One of the the girl
Ella está increíblemente emocionada, después de tanto tiempo esperando por el resultado final de este proyecto y esta colaboración. Pero aún más emocionada por finalmente mostrar el resultado final.
Saber que la persona por la cual está aún más emocionada por conocer su reacción está justo merodeando por todas las habitaciones de la nueva casa. Finalmente tenía la canción en su poder y se la podría mostrar. Entra apresuradamente al salón, donde encuentra a la pelinegra a punto de acomodarse en el sofá.
-Bien, Jagiya. Quiero que solo escuches primero y des tu opinión después. ¿Está bien así?.- Pregunta en un murmullo Jennie, un tanto tímida al respecto.

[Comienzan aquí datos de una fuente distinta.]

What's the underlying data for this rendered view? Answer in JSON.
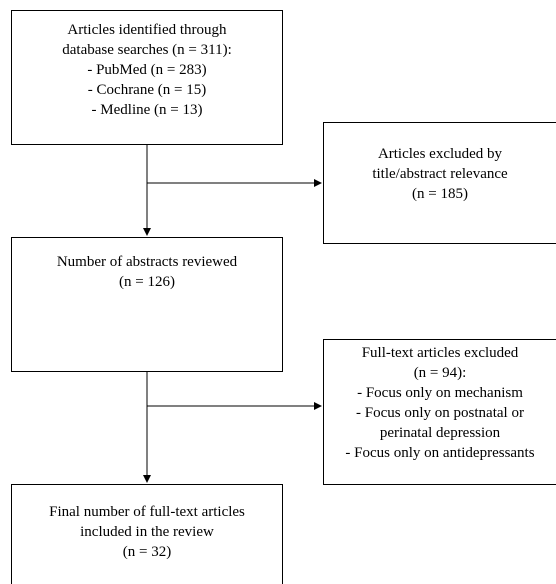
{
  "diagram": {
    "search_box": {
      "lines": [
        "Articles identified through",
        "database searches (n = 311):",
        "- PubMed (n = 283)",
        "- Cochrane (n = 15)",
        "- Medline (n = 13)"
      ]
    },
    "excluded_title_box": {
      "lines": [
        "Articles excluded by",
        "title/abstract relevance",
        "(n = 185)"
      ]
    },
    "abstracts_box": {
      "lines": [
        "Number of abstracts reviewed",
        "(n = 126)"
      ]
    },
    "excluded_fulltext_box": {
      "lines": [
        "Full-text articles excluded",
        "(n = 94):",
        "- Focus only on mechanism",
        "- Focus only on postnatal or",
        "perinatal depression",
        "- Focus only on antidepressants"
      ]
    },
    "final_box": {
      "lines": [
        "Final number of full-text articles",
        "included in the review",
        "(n = 32)"
      ]
    },
    "colors": {
      "stroke": "#000000",
      "background": "#ffffff",
      "text": "#000000"
    }
  }
}
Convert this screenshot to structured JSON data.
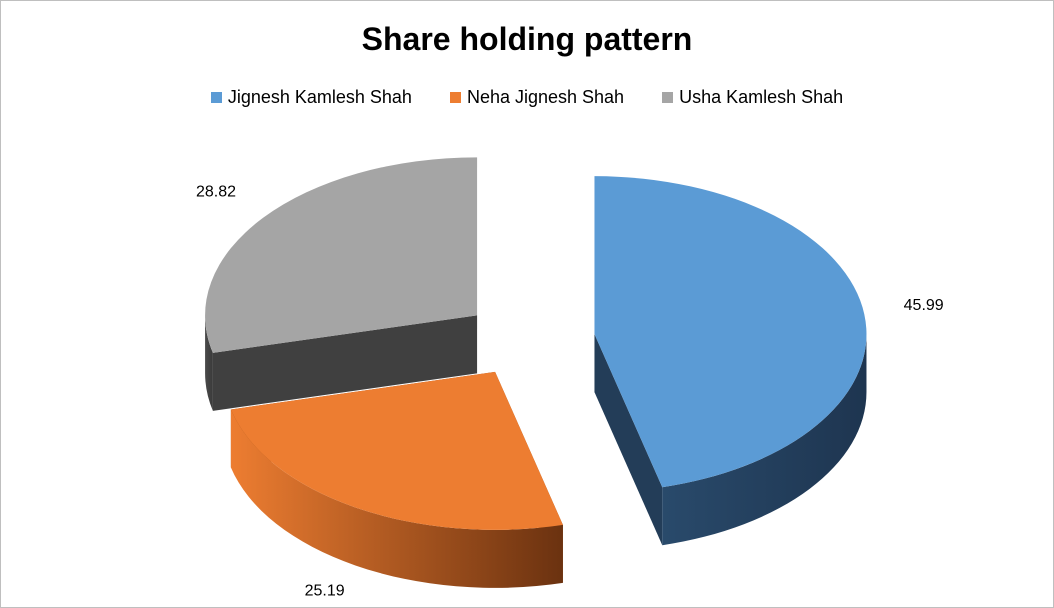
{
  "chart_data": {
    "type": "pie",
    "title": "Share holding pattern",
    "categories": [
      "Jignesh Kamlesh Shah",
      "Neha Jignesh Shah",
      "Usha Kamlesh Shah"
    ],
    "values": [
      45.99,
      25.19,
      28.82
    ],
    "value_labels": [
      "45.99",
      "25.19",
      "28.82"
    ],
    "colors": [
      "#5b9bd5",
      "#ed7d31",
      "#a5a5a5"
    ],
    "side_colors": [
      "#233d58",
      "#8a4417",
      "#404040"
    ],
    "legend_position": "top",
    "style": "3d-exploded"
  }
}
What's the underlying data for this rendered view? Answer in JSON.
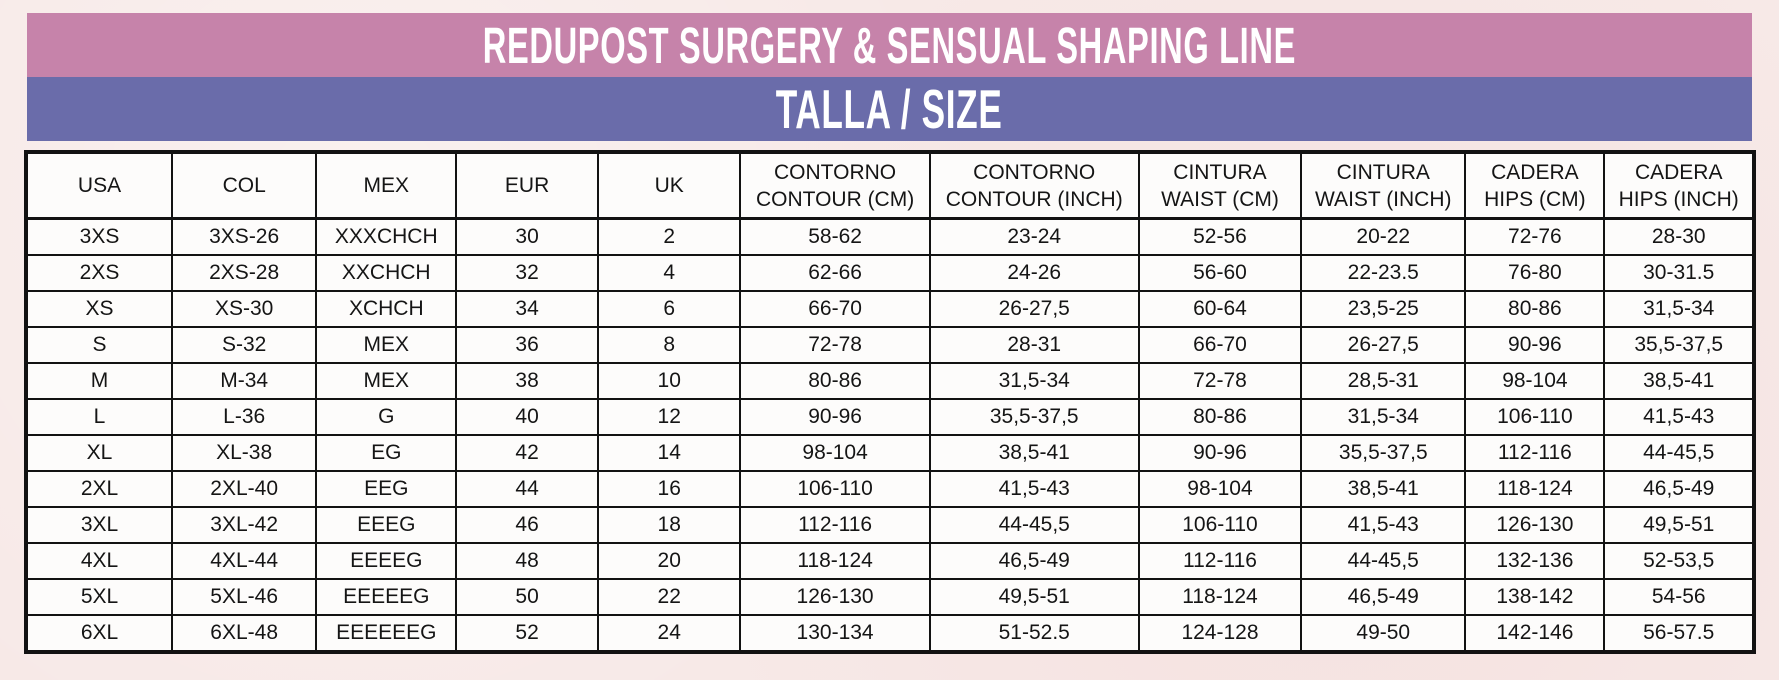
{
  "banner": {
    "title": "REDUPOST SURGERY & SENSUAL SHAPING LINE",
    "subtitle": "TALLA / SIZE"
  },
  "colors": {
    "title_band": "#c683aa",
    "subtitle_band": "#6a6caa",
    "banner_text": "#ffffff",
    "page_background": "#f7e9e7",
    "table_border": "#121212",
    "cell_background": "#fdfcfb"
  },
  "table": {
    "headers": [
      {
        "lines": [
          "USA"
        ]
      },
      {
        "lines": [
          "COL"
        ]
      },
      {
        "lines": [
          "MEX"
        ]
      },
      {
        "lines": [
          "EUR"
        ]
      },
      {
        "lines": [
          "UK"
        ]
      },
      {
        "lines": [
          "CONTORNO",
          "CONTOUR (CM)"
        ]
      },
      {
        "lines": [
          "CONTORNO",
          "CONTOUR (INCH)"
        ]
      },
      {
        "lines": [
          "CINTURA",
          "WAIST (CM)"
        ]
      },
      {
        "lines": [
          "CINTURA",
          "WAIST (INCH)"
        ]
      },
      {
        "lines": [
          "CADERA",
          "HIPS (CM)"
        ]
      },
      {
        "lines": [
          "CADERA",
          "HIPS (INCH)"
        ]
      }
    ],
    "rows": [
      [
        "3XS",
        "3XS-26",
        "XXXCHCH",
        "30",
        "2",
        "58-62",
        "23-24",
        "52-56",
        "20-22",
        "72-76",
        "28-30"
      ],
      [
        "2XS",
        "2XS-28",
        "XXCHCH",
        "32",
        "4",
        "62-66",
        "24-26",
        "56-60",
        "22-23.5",
        "76-80",
        "30-31.5"
      ],
      [
        "XS",
        "XS-30",
        "XCHCH",
        "34",
        "6",
        "66-70",
        "26-27,5",
        "60-64",
        "23,5-25",
        "80-86",
        "31,5-34"
      ],
      [
        "S",
        "S-32",
        "MEX",
        "36",
        "8",
        "72-78",
        "28-31",
        "66-70",
        "26-27,5",
        "90-96",
        "35,5-37,5"
      ],
      [
        "M",
        "M-34",
        "MEX",
        "38",
        "10",
        "80-86",
        "31,5-34",
        "72-78",
        "28,5-31",
        "98-104",
        "38,5-41"
      ],
      [
        "L",
        "L-36",
        "G",
        "40",
        "12",
        "90-96",
        "35,5-37,5",
        "80-86",
        "31,5-34",
        "106-110",
        "41,5-43"
      ],
      [
        "XL",
        "XL-38",
        "EG",
        "42",
        "14",
        "98-104",
        "38,5-41",
        "90-96",
        "35,5-37,5",
        "112-116",
        "44-45,5"
      ],
      [
        "2XL",
        "2XL-40",
        "EEG",
        "44",
        "16",
        "106-110",
        "41,5-43",
        "98-104",
        "38,5-41",
        "118-124",
        "46,5-49"
      ],
      [
        "3XL",
        "3XL-42",
        "EEEG",
        "46",
        "18",
        "112-116",
        "44-45,5",
        "106-110",
        "41,5-43",
        "126-130",
        "49,5-51"
      ],
      [
        "4XL",
        "4XL-44",
        "EEEEG",
        "48",
        "20",
        "118-124",
        "46,5-49",
        "112-116",
        "44-45,5",
        "132-136",
        "52-53,5"
      ],
      [
        "5XL",
        "5XL-46",
        "EEEEEG",
        "50",
        "22",
        "126-130",
        "49,5-51",
        "118-124",
        "46,5-49",
        "138-142",
        "54-56"
      ],
      [
        "6XL",
        "6XL-48",
        "EEEEEEG",
        "52",
        "24",
        "130-134",
        "51-52.5",
        "124-128",
        "49-50",
        "142-146",
        "56-57.5"
      ]
    ]
  }
}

Siempre le ponía un poco nerviosa la reacción de la chica más joven.
-Por supuesto, amor.- Dice Lisa mientras se acomoda cómodamente en el sofá. Podrían decir lo que quisieran, pero la manera en la que Lalisa se sentaba muchas veces era una clara invitación que decía "Siéntate aquí". Su postura relajada y su mirada entre engreída y pícara lo dejaban claro. Ella sabía lo que hacía.
Jennie se acerca hasta sentarse de lado en el respaldo del sofá, juguetea un poco más con su teléfono, dudosa de finalmente presionar reproducir.
-Oye bebé. Solo soy yo. Estoy segura de que es maravilloso, y tú eres parte de ello.- Lisa dice mientras se acerca, besa delicadamente su nariz y mejilla, y deja una pequeña caricia en su muslo antes de tomar una de sus manos y besar sus nudillos.
-¿Puedo escucharla?-. Pregunta Lisa mirando a Jennie mientras está solo puede observar su rostros con absoluta adoración. Lisa siempre sabía cómo hacerla sentir mejor y consolarla.
-Esta bien. ¡Pero no puedes hacer nada más que escucharla! La última vez no dejaste terminar el segundo verso y solo me besaste.- Dice Jennie con una falsa severidad. Lisa jadea claramente ofendida, con todo el descaro que puede reunir.
-Jennie, tranquila. Solo escuchamos una pequeña parte de la canción la última vez. Pero prometo prestar atención esta vez, de principio a fin.- Dice Lisa con una sonrisa traviesa. Jennie retrocede un paso, finge estar molesta por un momento, pero luego se ríe al escuchar la excusa de Lisa.
-Lo admito, me gustó cómo lo hiciste la última vez. Pero no lo volverás a hacer, ¿entendido?- Jennie mira fijamente a Lisa, quien asiente en señal de obediencia. Lisa se recuesta en el sofá, relajada, colocando las manos en los bolsillos de la sudadera que había tomado prestada antes del armario de Jennie.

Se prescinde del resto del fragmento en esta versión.